Bediüzzaman’ın siyasete yaklaşımı

Image
Bir çok meselede olduğu gibi, Bediüzzaman, siyasette de toptancı bir yaklaşım, yani “ya hep, ya hiç” şeklindeki bir anlayış içerisinde olmamıştır. Tıpkı Avrupa’yı, medeniyeti, felsefeyi menfî ve müsbet diyerek ikiye ayırdığı gibi siyaseti de menfî ve müsbet şeklinde ikiye ayırmıştır.
Bediüzzaman’ın bu iki siyasî anlayış tarzının tarif ve izahını ve bu iki siyasetle ilgili tavır ve duruşunu Risâle-i Nur’daki ilgili yerlerden öğrenmek mümkün.

Risâle-i Nur penceresinden müsbet siyaset anlayışını şöylece sıralamak mümkün:

1- Bütün siyasî faaliyetlerde, dînî değerleri her şeyin önünde, üzerinde tutmak. Buna vatan ve millet menfaatini de ekleyebiliriz. Yani Kur’ân’ı, dini, vatan ve millet menfaatini bütün siyasî mülâhazaların üstünde tutmak.

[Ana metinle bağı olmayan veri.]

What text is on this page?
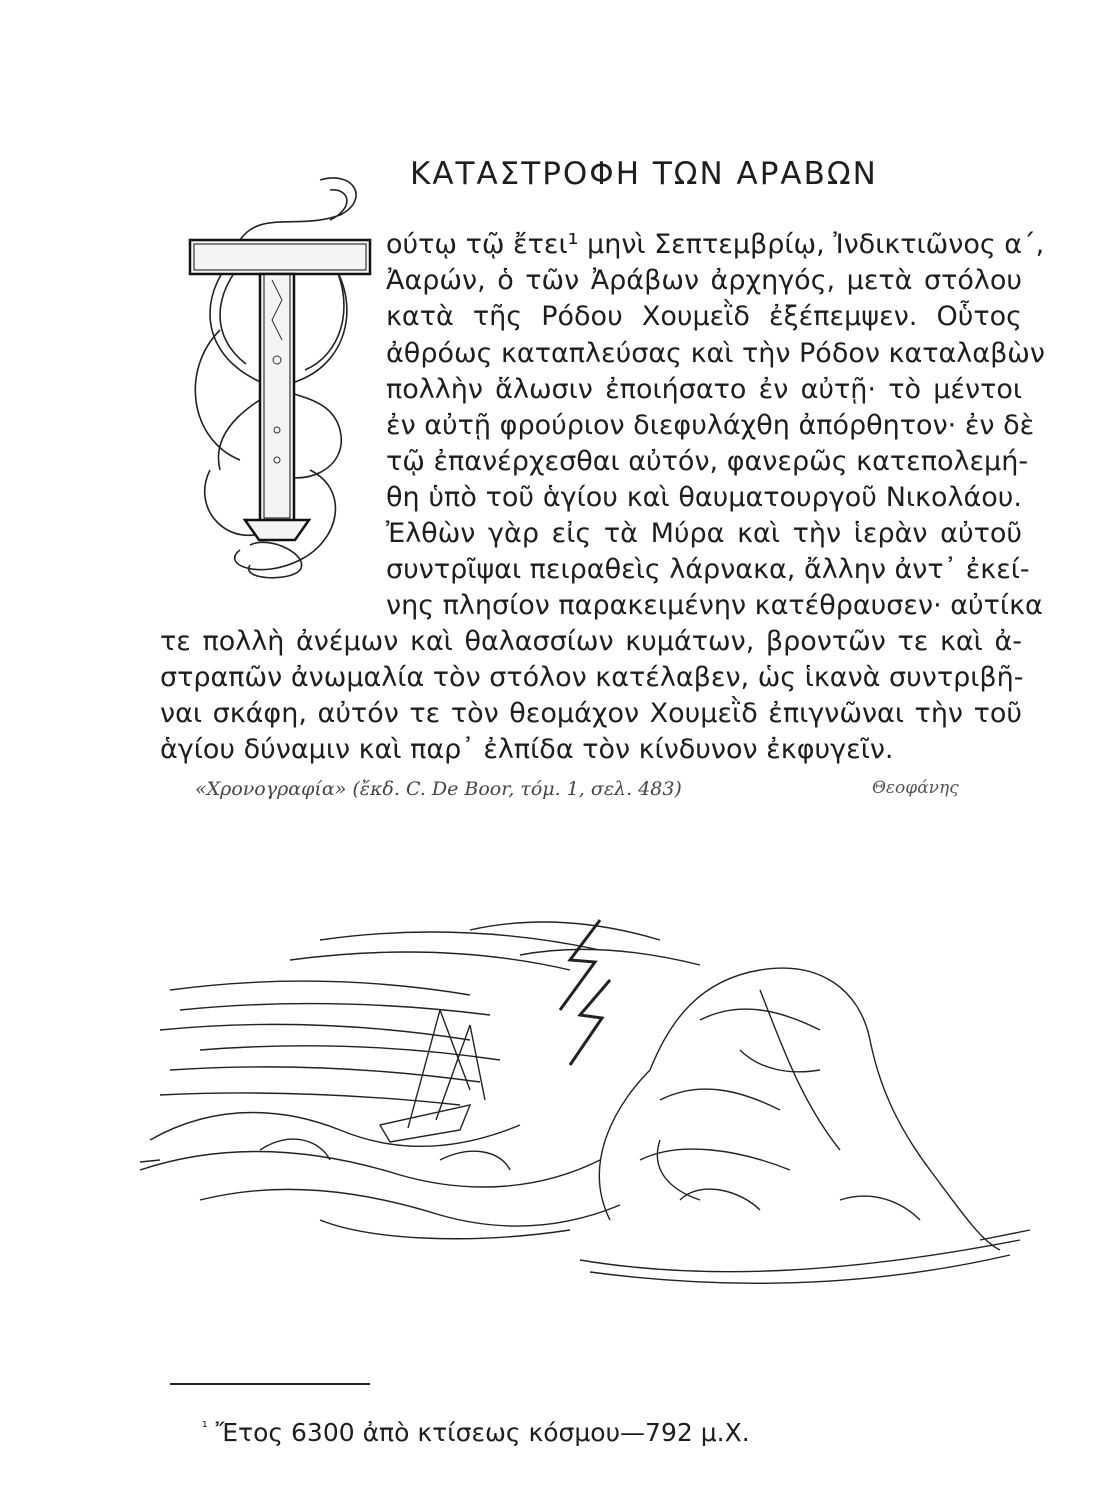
ΚΑΤΑΣΤΡΟΦΗ ΤΩΝ ΑΡΑΒΩΝ

ούτῳ τῷ ἔτει¹ μηνὶ Σεπτεμβρίῳ, Ἰνδικτιῶνος α΄,

Ἀαρών, ὁ τῶν Ἀράβων ἀρχηγός, μετὰ στόλου

κατὰ τῆς Ρόδου Χουμεῒδ ἐξέπεμψεν. Οὗτος

ἀθρόως καταπλεύσας καὶ τὴν Ρόδον καταλαβὼν

πολλὴν ἅλωσιν ἐποιήσατο ἐν αὐτῇ· τὸ μέντοι

ἐν αὐτῇ φρούριον διεφυλάχθη ἀπόρθητον· ἐν δὲ

τῷ ἐπανέρχεσθαι αὐτόν, φανερῶς κατεπολεμή-

θη ὑπὸ τοῦ ἁγίου καὶ θαυματουργοῦ Νικολάου.

Ἐλθὼν γὰρ εἰς τὰ Μύρα καὶ τὴν ἱερὰν αὐτοῦ

συντρῖψαι πειραθεὶς λάρνακα, ἄλλην ἀντ᾽ ἐκεί-

νης πλησίον παρακειμένην κατέθραυσεν· αὐτίκα

τε πολλὴ ἀνέμων καὶ θαλασσίων κυμάτων, βροντῶν τε καὶ ἀ-

στραπῶν ἀνωμαλία τὸν στόλον κατέλαβεν, ὡς ἱκανὰ συντριβῆ-

ναι σκάφη, αὐτόν τε τὸν θεομάχον Χουμεῒδ ἐπιγνῶναι τὴν τοῦ

ἁγίου δύναμιν καὶ παρ᾽ ἐλπίδα τὸν κίνδυνον ἐκφυγεῖν.

«Χρονογραφία» (ἔκδ. C. De Boor, τόμ. 1, σελ. 483)	Θεοφάνης
$^{^1}$ Ἔτος 6300 ἀπὸ κτίσεως κόσμου—792 μ.Χ.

2- Siyasîleri dine dost yapmayı gaye edinen bir siyasî anlayış. Burada muhatap, hiçbir fark gözetmeden bütün siyasî anlayıştaki siyasiler olmalı. Onlara samimî bir yaklaşım içinde dinin bütün güzellikleri anlatılmalı. Dinin barıştırıcı ve birleştirici yönleri nazarlara verilerek, müsbet bir bağın devamına çalışılmalı.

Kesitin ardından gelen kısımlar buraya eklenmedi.